Se pensavi che la guerra sui dati fosse già abbastanza sporca, ecco un nuovo capitolo ancora più inquietante: Meta potrebbe aver addestrato i suoi modelli di intelligenza artificiale anche su libri non ancora pubblicati.

Il sospetto arriva dopo che The Atlantic ha lanciato un tool di ricerca nel database di LibGen, rivelando che la grande GAI (Grande AI Industriale) di Zuckerberg potrebbe essersi nutrita non solo di libri già disponibili, ma anche di opere inedite, probabilmente sottratte da piattaforme di distribuzione di copie avanzate come NetGalley ed Edelweiss.

L’autrice Maris Kreizman, scrivendo su Literary Hub, ha scoperto che il suo libro, in uscita il 1° luglio, era già nel dataset di addestramento di Meta. E qui sorge la domanda fatidica: come è possibile?

NetGalley ed Edelweiss, i principali servizi per le anteprime editoriali digitali, hanno regole ferree sull’uso dei contenuti. Teoricamente, solo recensori accreditati, editori e pochi altri soggetti possono accedere alle copie avanzate.

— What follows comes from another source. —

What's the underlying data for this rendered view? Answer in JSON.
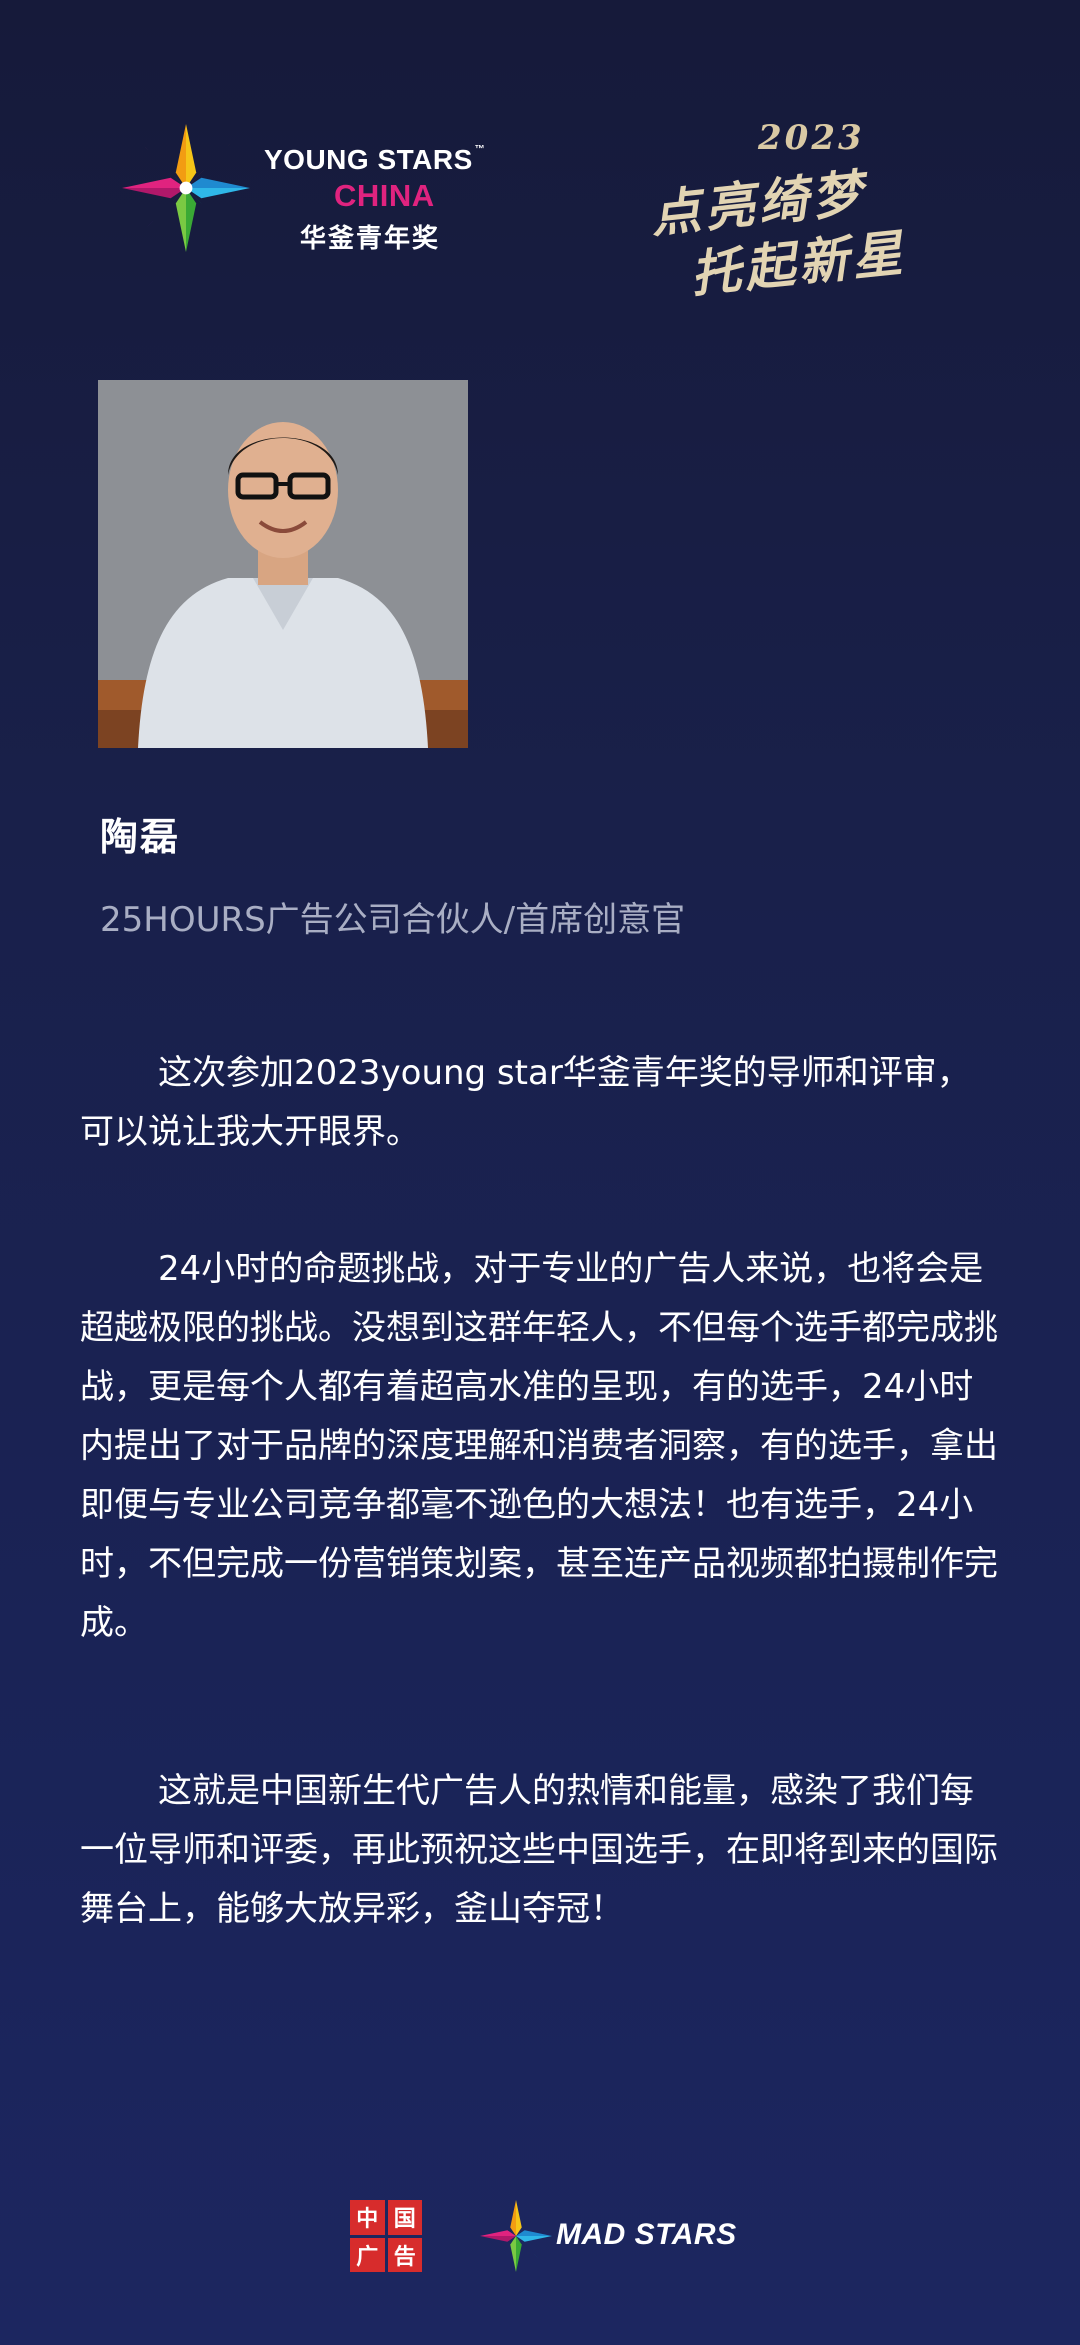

Ma se un colosso dell’AI è riuscito ad aggirare queste restrizioni, significa che i controlli sono meno ermetici del previsto o, peggio, che esiste una falla sistematica nel processo di distribuzione.

Meta non è nuova a polemiche sul copyright: nel 2023, l’azienda è stata accusata di aver utilizzato dati protetti per addestrare i suoi modelli Llama, tanto che comici come Sarah Silverman hanno intentato cause legali per violazione del diritto d’autore.

Tuttavia, questa nuova rivelazione apre un fronte ancora più scivoloso, perché coinvolge opere che non sono nemmeno ancora entrate nel mercato. È un salto di qualità nell’appropriazione indebita di contenuti: non siamo più solo nella zona grigia del “fair use” su testi già pubblicati, ma in un vero e proprio saccheggio di lavori non ancora disponibili al pubblico.Se la teoria di Kreizman si dimostrasse fondata, le implicazioni sarebbero devastanti per l’industria editoriale.

Gli autori vedrebbero il proprio lavoro assimilato dall’AI prima ancora che il libro arrivi sugli scaffali, senza compenso o riconoscimento. Gli editori si troverebbero di fronte a un nemico invisibile che trasforma i loro prodotti in puro carburante per i modelli linguistici, minacciando la loro sopravvivenza economica.

E gli utenti finali? Si troverebbero a interagire con AI sempre più “colte”, ma costruite su un furto sistematico della creatività umana.Ora la palla passa a Meta, che dovrà rispondere a una domanda semplice ma micidiale: da dove arrivano quei dati?

Se si scoprisse che l’azienda ha ottenuto l’accesso in modo irregolare, il rischio di cause legali si moltiplicherebbe esponenzialmente, e il dibattito sul regolamento dell’intelligenza artificiale prenderebbe una piega ancora più feroce.

Per ora, però, Meta resta silenziosa, lasciando che siano gli scrittori a suonare l’allarme.